Radio Marlborough

Blenheim; New Zealand;
- Broadcast area: Marlborough
- Frequencies: Picton - 89.1 MHz Blenheim - 96.9 MHz

Programming
- Language: English language
- Format: Adult contemporary

Ownership
- Owner: Radio New Zealand until 1996 The Radio Network after 1996

History
- First air date: 1965; 61 years ago

Technical information
- Transmitter coordinates: 41°30′40″S 173°57′18″E﻿ / ﻿41.5111122°S 173.9550409°E

Links
- Website: Official website

= Radio Marlborough =

Radio Marlborough was a New Zealand radio station based in Blenheim.

The station was started by Radio New Zealand (which at the time was known as the New Zealand Broadcasting Corporation) in 1965 as 2ZE broadcasting on 1540AM. The station moved to 1539AM in 1978, when the AM band in New Zealand was adjusted from 10 kHz spacing to 9 kHz spacing at this time the station became Radio Marlborough.

In 1981, a relay to Picton was established also on 1539AM with the call sign 2ZF and in 1993, the Picton frequency was adjusted to 1584AM. In 1991, Radio Marlborough began broadcasting on 96.9FM.

In July 1996, the New Zealand Government sold off the commercial arm of Radio New Zealand, the sale included Radio Marlborough. The new owner was The Radio Network, a subsidiary of APN News & Media and Clear Channel Communications, which operated as a division of the Australian Radio Network.

In 1998, The Radio Network grouped all their local stations in smaller markets together to form the Community Radio Network. Radio Marlborough continued to run a local breakfast show between 6am and 10am but outside breakfast all stations part of the Community Radio Network took network programming from a central studio based in Taupo.

In 2000, the Community Radio Network was discontinued and all stations become part of the Classic Hits FM network, as a result Radio Marlborough was rebranded as Classic Hits Radio Marlborough. The station continued to run a local breakfast but now outside breakfast all programming originated from the Classic Hits studios in Auckland.

In 2001, the 1539AM frequency in Blenheim was used to broadcast Radio Sport into the Marlborough region but continued to broadcast on 1584AM in Picton, until 2010 when it was changed back to 1539AM in Picton, and Radio Sport moved to 98.5FM in Blenheim. On 1 March 2012, Classic Hits ceased broadcasting on 1539AM frequency in Picton.

On April 28, 2014, all stations part of the Classic Hits network were rebranded as The Hits.
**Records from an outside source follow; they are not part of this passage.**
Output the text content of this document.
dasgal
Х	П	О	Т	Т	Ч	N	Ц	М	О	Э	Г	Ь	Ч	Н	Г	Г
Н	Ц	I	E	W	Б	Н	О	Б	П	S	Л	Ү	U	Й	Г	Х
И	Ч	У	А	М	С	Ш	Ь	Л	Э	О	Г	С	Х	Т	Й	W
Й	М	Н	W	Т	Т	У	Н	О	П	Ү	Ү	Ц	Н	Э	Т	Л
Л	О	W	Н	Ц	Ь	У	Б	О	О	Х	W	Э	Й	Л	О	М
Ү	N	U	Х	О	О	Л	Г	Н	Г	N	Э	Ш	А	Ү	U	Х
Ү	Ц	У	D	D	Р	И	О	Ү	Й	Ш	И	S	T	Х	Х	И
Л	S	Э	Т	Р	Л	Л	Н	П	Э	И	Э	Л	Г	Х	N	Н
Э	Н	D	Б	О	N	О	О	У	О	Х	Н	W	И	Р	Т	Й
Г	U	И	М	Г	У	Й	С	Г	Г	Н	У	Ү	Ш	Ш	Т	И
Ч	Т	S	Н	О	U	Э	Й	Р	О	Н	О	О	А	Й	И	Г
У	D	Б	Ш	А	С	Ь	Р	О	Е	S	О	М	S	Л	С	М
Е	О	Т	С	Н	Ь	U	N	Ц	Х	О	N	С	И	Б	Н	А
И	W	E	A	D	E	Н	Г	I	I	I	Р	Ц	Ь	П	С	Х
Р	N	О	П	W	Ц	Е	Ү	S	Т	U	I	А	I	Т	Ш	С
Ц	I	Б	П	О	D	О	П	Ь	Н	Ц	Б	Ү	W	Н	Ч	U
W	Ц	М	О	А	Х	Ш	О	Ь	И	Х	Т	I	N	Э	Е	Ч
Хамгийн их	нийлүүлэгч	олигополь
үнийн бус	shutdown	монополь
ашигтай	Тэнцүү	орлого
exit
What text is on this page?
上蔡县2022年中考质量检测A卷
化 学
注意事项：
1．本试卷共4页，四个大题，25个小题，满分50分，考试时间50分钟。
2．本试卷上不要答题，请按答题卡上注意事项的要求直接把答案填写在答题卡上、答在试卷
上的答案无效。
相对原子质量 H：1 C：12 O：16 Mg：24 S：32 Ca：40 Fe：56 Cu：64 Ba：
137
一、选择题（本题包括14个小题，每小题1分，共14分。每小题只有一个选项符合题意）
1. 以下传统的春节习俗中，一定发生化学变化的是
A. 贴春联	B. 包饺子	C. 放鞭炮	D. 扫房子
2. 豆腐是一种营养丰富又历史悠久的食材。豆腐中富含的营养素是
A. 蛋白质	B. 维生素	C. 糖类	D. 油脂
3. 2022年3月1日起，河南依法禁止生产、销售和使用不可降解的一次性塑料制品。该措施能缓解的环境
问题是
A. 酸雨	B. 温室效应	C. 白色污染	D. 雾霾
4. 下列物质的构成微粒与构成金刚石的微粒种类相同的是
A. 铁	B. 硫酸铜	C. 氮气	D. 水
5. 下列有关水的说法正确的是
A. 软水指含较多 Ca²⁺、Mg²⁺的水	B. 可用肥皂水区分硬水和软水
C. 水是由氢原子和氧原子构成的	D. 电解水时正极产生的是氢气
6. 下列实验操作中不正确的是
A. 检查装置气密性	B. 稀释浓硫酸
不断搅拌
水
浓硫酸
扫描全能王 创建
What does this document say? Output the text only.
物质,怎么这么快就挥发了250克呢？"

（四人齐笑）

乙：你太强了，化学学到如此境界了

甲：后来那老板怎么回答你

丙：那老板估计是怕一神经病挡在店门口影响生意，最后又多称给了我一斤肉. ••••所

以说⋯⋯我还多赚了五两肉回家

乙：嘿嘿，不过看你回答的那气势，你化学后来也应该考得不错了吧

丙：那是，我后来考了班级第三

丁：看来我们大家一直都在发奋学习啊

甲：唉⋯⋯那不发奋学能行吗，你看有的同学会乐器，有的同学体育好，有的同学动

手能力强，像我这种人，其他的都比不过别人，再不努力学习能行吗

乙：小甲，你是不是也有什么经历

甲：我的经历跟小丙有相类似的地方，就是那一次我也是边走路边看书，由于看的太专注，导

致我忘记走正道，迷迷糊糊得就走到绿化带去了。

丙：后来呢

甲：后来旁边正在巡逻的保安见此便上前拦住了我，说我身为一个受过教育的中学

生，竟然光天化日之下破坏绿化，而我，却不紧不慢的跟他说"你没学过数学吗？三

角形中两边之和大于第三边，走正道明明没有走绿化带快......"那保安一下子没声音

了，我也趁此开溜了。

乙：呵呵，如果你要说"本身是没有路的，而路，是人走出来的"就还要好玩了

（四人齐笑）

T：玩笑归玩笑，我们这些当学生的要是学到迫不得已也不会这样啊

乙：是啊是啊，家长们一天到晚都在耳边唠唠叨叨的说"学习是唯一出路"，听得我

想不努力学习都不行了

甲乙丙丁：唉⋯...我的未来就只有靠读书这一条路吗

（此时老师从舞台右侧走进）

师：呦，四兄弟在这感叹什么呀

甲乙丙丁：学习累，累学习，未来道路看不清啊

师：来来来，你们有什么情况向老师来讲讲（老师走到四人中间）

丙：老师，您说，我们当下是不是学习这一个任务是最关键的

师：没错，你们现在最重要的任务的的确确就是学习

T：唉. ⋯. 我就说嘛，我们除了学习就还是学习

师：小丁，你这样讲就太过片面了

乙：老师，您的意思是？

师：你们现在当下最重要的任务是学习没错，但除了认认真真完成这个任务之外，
A networked breakfast presented by Polly Gillespie and Grant Kareama was introduced to almost all The Hits stations with the former breakfast announcer moved to present a 6-hour show between 9 am and 3 pm. With Polly and Grant leaving The Hits in 2017, all South Island stations reverted to local breakfast programming. Scott Radovanovich presented the breakfast show to both The Hits Nelson and The Hits Marlborough until 2018. Today, the station receives a localised daytime show which is hosted by Breffni O’Rourke from the Nelson studio.